El Poder Ejecutivo envió al Senado un proyecto para eliminar la Ley de Promoción de la Alimentación Saludable. La iniciativa contempla la quita de los octógonos negros y de las restricciones vinculadas a publicidad y entornos escolares.

El Poder Ejecutivo Nacional envió al Congreso un proyecto de ley para derogar la Ley de Promoción de la Alimentación Saludable N° 27.642, conocida como Ley de Etiquetado Frontal. La iniciativa ingresó este sábado al Senado e incluye la eliminación de los octógonos negros de advertencia presentes en los envases de alimentos.
El proyecto lleva las firmas del presidente Javier Milei, el jefe de Gabinete Manuel Adorni y el ministro de Salud Mario Lugones. Además, el Gobierno solicitó al Congreso el “pronto tratamiento y sanción” de la norma.
La propuesta establece la derogación total de la ley y señala que entrará en vigencia desde su publicación en el Boletín Oficial. La medida también contempla el levantamiento de las restricciones asociadas a publicidad, entornos escolares y uso de personajes infantiles en los envases.
En los fundamentos del texto, el Ejecutivo sostuvo que la aplicación de la normativa vigente, basada en parámetros de la Organización Panamericana de la Salud (OPS), evidenció “limitaciones técnicas, regulatorias, operativas y económicas” que justifican su eliminación.
El Gobierno cuestionó el actual sistema de etiquetado por considerar que aplica parámetros homogéneos sobre alimentos con características diferentes, sin contemplar las porciones reales consumidas ni la densidad nutricional.
Según el proyecto oficial, este modelo genera situaciones donde alimentos tradicionales y productos ultraprocesados reciben advertencias equivalentes, lo que provoca “interpretaciones simplificadas o poco precisas” y confusión entre consumidores.
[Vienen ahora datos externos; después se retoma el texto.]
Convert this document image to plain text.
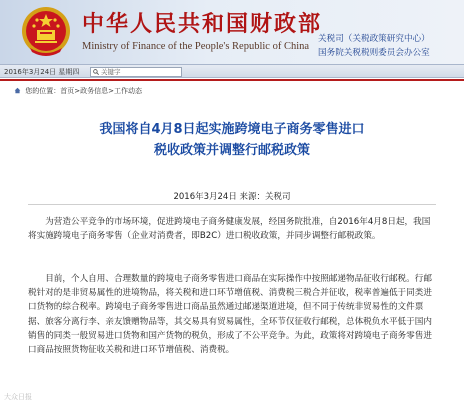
中华人民共和国财政部
Ministry of Finance of the People's Republic of China
关税司（关税政策研究中心）
国务院关税税则委员会办公室
2016年3月24日 星期四	关键字
您的位置：首页>政务信息>工作动态
我国将自4月8日起实施跨境电子商务零售进口
税收政策并调整行邮税政策
2016年3月24日 来源：关税司

为营造公平竞争的市场环境，促进跨境电子商务健康发展，经国务院批准，自2016年4月8日起，我国将实施跨境电子商务零售（企业对消费者，即B2C）进口税收政策，并同步调整行邮税政策。

目前，个人自用、合理数量的跨境电子商务零售进口商品在实际操作中按照邮递物品征收行邮税。行邮税针对的是非贸易属性的进境物品，将关税和进口环节增值税、消费税三税合并征收，税率普遍低于同类进口货物的综合税率。跨境电子商务零售进口商品虽然通过邮递渠道进境，但不同于传统非贸易性的文件票据、旅客分离行李、亲友馈赠物品等，其交易具有贸易属性，全环节仅征收行邮税，总体税负水平低于国内销售的同类一般贸易进口货物和国产货物的税负，形成了不公平竞争。为此，政策将对跨境电子商务零售进口商品按照货物征收关税和进口环节增值税、消费税。

大众日报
Otro de los argumentos planteados apunta a la falta de incentivos para la industria alimentaria. La Casa Rosada sostuvo que el sistema binario, basado en la presencia o ausencia de advertencias, no reconoce las mejoras parciales o graduales que las empresas puedan realizar en la composición nutricional de sus productos.
El mensaje remitido al Parlamento también advirtió sobre asimetrías dentro del Mercosur. Según el Ejecutivo, la falta de armonización regional en materia de rotulado frontal obliga a fabricar envases diferenciados y genera mayores costos, especialmente para las pequeñas y medianas empresas.
Además, el proyecto cuestionó la rigidez normativa del esquema actual, al señalar que numerosos criterios técnicos y metodológicos quedaron incorporados directamente en la ley, lo que dificulta adaptarlos a nuevos consensos científicos internacionales o a actualizaciones de las Guías Alimentarias para la Población Argentina.
El Ejecutivo aclaró que la derogación propuesta no eliminará la obligación de informar el valor energético ni los niveles de azúcares, grasas y sodio en los alimentos envasados. Esa información continuará vigente bajo el Código Alimentario Argentino, las resoluciones del Mercosur y las normas de lealtad comercial y defensa del consumidor.